If the Janata Dal-United was hoping to revive former Bihar Chief Minister and EBC icon Karpoori Thakur’s legacy ahead of the assembly elections in the eastern State later this year, it is now facing stiff competition from the BJP. On Friday, as the JD-U celebrated Karpoori Thakur’s birth anniversary in Patna, an annual feature for the party, BJP president Amit Shah, launching his Mission Bihar, held a rival function in memory of the socialist leader.
Mr. Shah used the occasion to hit out at former Bihar Chief Minister Nitish Kumar, saying he had no moral right to talk of Karpoori Thakur, who believed in anti-Congressism, as he had taken Congress support to save his government in the state. Only the BJP, he stressed, had worked for the backward and oppressed communities and people had reposed their faith in the party by making an OBC — Narendra Modi — Prime Minister of the country.
Of course, for the BJP, this is the second year that it is celebrating Karpoori Thakur’s birth anniversary: last year, it was union home minister Rajnath Singh who had taken the initiative. The JD(U) had then sought to neutralise the BJP by nominating Karpoori Thakur’s son Ramnath Thakur to the Rajya Sabha.
Responding to the BJP’s renewed efforts to appropriate Karpoori Thakur, senior JD-U functionary KC Tyagi shot back: “It was the Jan Sangh (the BJP’s predecessor) component of the Janata Party that had dethroned Karpooriji as CM, replacing him with Ram Sundardass. After including Congress icons like Sardar Patel in its own pantheon at the Centre, the BJP is now trying to wrest Karpooriji’s legacy in Bihar.”
The BJP made its intentions very clear: at the Patna function, organised by the State BJP’s EBC Morcha, it placed Karpoori Thakur’s portrait between two of its own icons -- Deen Dayal Upadhyaya and Shyama Prasad Mukherjee. Former deputy CM Sushil Modi and other leaders were at pains to explain the Jan Sangh’s role in making Karpoori Thakur CM, while remaining silent on why he failed to complete his term.
For the BJP, primarily identified with the powerful Bhumihars and other upper castes, drawing in other castes is critical to winning the assembly elections. This is especially as JD-U will join hands with Lalu Prasad Yadav’s Rashtriya Janata Dal to form a Yadav-Kurmi-Muslim combine. The BJP is therefore focussing on the non-Yadav-Kurmi OBCs as it did in the general elections and the mahadalits. The party already has Union Minister Ram Vilas Paswan, a dalit belonging to the powerful Paswan community, on its side, even as it has been making overtures to the mahadalits by opening a line of communication with Jitan Ram Manjhi, the JD-U’s Chief Minister, a mahadalit himself. Mr. Manjhi has been under pressure from the JD-U leadership ever since he demonstrated that he had ambitions of his own has been openly entertaining BJP leaders: earlier this week, he had a long meeting with union MoS from Bihar and BJP leader Ram Kripal Yadav.

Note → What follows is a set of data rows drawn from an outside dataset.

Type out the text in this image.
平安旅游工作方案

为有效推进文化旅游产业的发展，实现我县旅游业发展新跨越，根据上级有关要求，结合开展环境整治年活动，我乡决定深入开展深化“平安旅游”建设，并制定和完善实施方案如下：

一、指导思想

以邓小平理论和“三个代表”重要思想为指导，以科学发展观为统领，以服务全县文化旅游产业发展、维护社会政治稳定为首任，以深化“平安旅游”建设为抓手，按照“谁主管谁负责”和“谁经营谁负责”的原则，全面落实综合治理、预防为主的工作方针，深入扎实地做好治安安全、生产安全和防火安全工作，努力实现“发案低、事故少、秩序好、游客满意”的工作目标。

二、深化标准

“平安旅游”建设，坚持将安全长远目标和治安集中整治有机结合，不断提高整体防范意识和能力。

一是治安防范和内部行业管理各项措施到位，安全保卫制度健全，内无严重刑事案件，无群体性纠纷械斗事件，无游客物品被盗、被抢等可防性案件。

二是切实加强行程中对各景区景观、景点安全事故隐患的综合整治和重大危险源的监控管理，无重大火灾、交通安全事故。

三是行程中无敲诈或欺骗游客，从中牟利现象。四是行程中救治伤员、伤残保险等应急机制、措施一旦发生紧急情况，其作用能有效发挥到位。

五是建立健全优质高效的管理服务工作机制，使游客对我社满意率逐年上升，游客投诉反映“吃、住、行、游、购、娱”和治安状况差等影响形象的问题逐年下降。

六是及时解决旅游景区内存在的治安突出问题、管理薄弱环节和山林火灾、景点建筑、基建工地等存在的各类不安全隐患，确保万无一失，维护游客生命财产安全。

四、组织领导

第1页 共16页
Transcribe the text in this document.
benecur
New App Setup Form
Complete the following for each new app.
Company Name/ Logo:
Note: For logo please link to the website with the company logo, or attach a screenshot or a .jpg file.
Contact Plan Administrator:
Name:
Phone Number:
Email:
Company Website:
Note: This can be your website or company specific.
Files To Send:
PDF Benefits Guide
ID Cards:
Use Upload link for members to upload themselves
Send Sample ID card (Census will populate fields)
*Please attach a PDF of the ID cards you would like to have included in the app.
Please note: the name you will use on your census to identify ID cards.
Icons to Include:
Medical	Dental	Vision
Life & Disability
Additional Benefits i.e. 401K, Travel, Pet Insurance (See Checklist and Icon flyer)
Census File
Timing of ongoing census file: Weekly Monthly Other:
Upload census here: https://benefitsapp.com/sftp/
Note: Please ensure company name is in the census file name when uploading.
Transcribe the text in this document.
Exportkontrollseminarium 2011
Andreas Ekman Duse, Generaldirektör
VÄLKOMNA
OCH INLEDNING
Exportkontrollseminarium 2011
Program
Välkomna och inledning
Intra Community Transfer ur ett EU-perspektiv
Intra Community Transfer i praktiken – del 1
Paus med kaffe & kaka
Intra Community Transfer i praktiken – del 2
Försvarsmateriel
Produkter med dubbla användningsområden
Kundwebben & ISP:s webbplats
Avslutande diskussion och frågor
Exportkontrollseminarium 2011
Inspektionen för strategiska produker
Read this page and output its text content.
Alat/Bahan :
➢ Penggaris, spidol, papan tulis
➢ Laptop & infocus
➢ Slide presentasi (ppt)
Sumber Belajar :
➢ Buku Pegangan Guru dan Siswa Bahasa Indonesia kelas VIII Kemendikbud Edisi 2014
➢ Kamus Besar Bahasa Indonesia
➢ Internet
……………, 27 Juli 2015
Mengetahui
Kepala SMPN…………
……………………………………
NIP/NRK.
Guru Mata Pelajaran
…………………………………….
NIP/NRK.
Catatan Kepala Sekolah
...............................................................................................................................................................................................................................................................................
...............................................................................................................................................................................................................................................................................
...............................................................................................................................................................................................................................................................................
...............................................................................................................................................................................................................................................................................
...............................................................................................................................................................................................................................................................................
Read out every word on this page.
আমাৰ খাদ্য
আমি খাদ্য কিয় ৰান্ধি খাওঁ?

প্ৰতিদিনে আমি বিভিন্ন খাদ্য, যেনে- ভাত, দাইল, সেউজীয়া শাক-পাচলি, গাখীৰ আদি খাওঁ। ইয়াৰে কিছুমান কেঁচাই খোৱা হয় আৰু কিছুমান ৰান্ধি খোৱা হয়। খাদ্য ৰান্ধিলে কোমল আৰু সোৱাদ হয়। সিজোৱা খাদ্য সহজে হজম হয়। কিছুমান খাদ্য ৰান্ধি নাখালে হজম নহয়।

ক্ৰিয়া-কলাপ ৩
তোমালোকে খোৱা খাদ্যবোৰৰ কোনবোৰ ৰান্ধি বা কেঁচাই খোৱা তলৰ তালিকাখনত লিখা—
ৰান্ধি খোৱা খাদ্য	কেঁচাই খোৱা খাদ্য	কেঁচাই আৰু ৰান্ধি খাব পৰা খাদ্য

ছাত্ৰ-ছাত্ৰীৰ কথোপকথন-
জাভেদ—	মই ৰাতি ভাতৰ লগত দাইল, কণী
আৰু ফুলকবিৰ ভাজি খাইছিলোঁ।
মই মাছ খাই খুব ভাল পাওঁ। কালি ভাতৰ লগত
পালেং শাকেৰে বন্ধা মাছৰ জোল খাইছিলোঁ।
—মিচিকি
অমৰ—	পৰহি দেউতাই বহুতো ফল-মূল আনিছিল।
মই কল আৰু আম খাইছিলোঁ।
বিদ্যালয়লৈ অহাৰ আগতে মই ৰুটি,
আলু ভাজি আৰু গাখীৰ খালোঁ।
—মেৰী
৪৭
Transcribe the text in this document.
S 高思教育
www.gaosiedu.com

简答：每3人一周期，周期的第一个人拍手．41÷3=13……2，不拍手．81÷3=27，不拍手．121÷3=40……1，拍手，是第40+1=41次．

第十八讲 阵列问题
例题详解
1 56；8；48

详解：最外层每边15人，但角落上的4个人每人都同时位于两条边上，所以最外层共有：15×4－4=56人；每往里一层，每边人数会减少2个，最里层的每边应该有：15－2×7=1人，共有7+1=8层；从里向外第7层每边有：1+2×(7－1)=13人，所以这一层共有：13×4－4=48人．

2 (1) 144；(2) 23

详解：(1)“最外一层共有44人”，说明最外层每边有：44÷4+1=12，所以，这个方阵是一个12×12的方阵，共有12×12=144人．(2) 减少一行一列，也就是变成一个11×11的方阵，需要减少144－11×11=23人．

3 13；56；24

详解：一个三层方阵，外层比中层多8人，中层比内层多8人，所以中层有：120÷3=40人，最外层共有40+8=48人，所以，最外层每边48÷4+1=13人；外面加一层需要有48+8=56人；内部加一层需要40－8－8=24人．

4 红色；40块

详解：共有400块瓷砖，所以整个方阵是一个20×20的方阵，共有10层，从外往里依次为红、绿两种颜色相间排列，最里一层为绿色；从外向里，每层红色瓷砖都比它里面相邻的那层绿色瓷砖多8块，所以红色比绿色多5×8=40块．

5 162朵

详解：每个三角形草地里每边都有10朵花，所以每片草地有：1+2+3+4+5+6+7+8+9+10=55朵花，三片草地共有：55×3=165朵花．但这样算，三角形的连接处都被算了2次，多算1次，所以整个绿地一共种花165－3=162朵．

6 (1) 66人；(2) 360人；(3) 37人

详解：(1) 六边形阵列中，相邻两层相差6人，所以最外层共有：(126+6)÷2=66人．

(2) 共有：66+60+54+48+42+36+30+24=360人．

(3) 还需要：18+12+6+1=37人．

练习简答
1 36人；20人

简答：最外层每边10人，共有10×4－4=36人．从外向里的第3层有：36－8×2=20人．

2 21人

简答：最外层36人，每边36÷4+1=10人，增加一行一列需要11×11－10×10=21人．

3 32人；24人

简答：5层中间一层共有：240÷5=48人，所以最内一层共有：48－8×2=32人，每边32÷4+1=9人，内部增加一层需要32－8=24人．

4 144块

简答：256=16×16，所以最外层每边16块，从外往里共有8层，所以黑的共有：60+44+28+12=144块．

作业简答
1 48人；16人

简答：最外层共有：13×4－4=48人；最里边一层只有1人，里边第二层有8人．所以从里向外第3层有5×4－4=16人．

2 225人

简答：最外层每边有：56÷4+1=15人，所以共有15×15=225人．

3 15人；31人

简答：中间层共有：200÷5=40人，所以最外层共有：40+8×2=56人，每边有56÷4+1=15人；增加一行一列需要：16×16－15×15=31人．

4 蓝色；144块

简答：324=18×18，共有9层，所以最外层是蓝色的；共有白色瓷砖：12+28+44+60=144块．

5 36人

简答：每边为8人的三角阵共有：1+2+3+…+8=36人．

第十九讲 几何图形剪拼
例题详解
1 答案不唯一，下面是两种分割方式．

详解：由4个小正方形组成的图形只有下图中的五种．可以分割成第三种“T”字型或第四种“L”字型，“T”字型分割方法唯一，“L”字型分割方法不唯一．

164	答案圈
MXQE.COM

Indeed, Mr. Manjhi, on Saturday entered the Karpoori Thakur sweepstakes when he spoke at the first lecture series on the eve of birth anniversary of the former Chief Minister at the Legislative Council auditorium in Patna: in an hour-long speech, he outlined his agenda of empowering the poor and checking pilferage within the government, even as he hit out – if obliquely – at JD(U) strongman Nitish Kumar's loyalists, including senior Ministers.
The battle for Bihar is truly joined.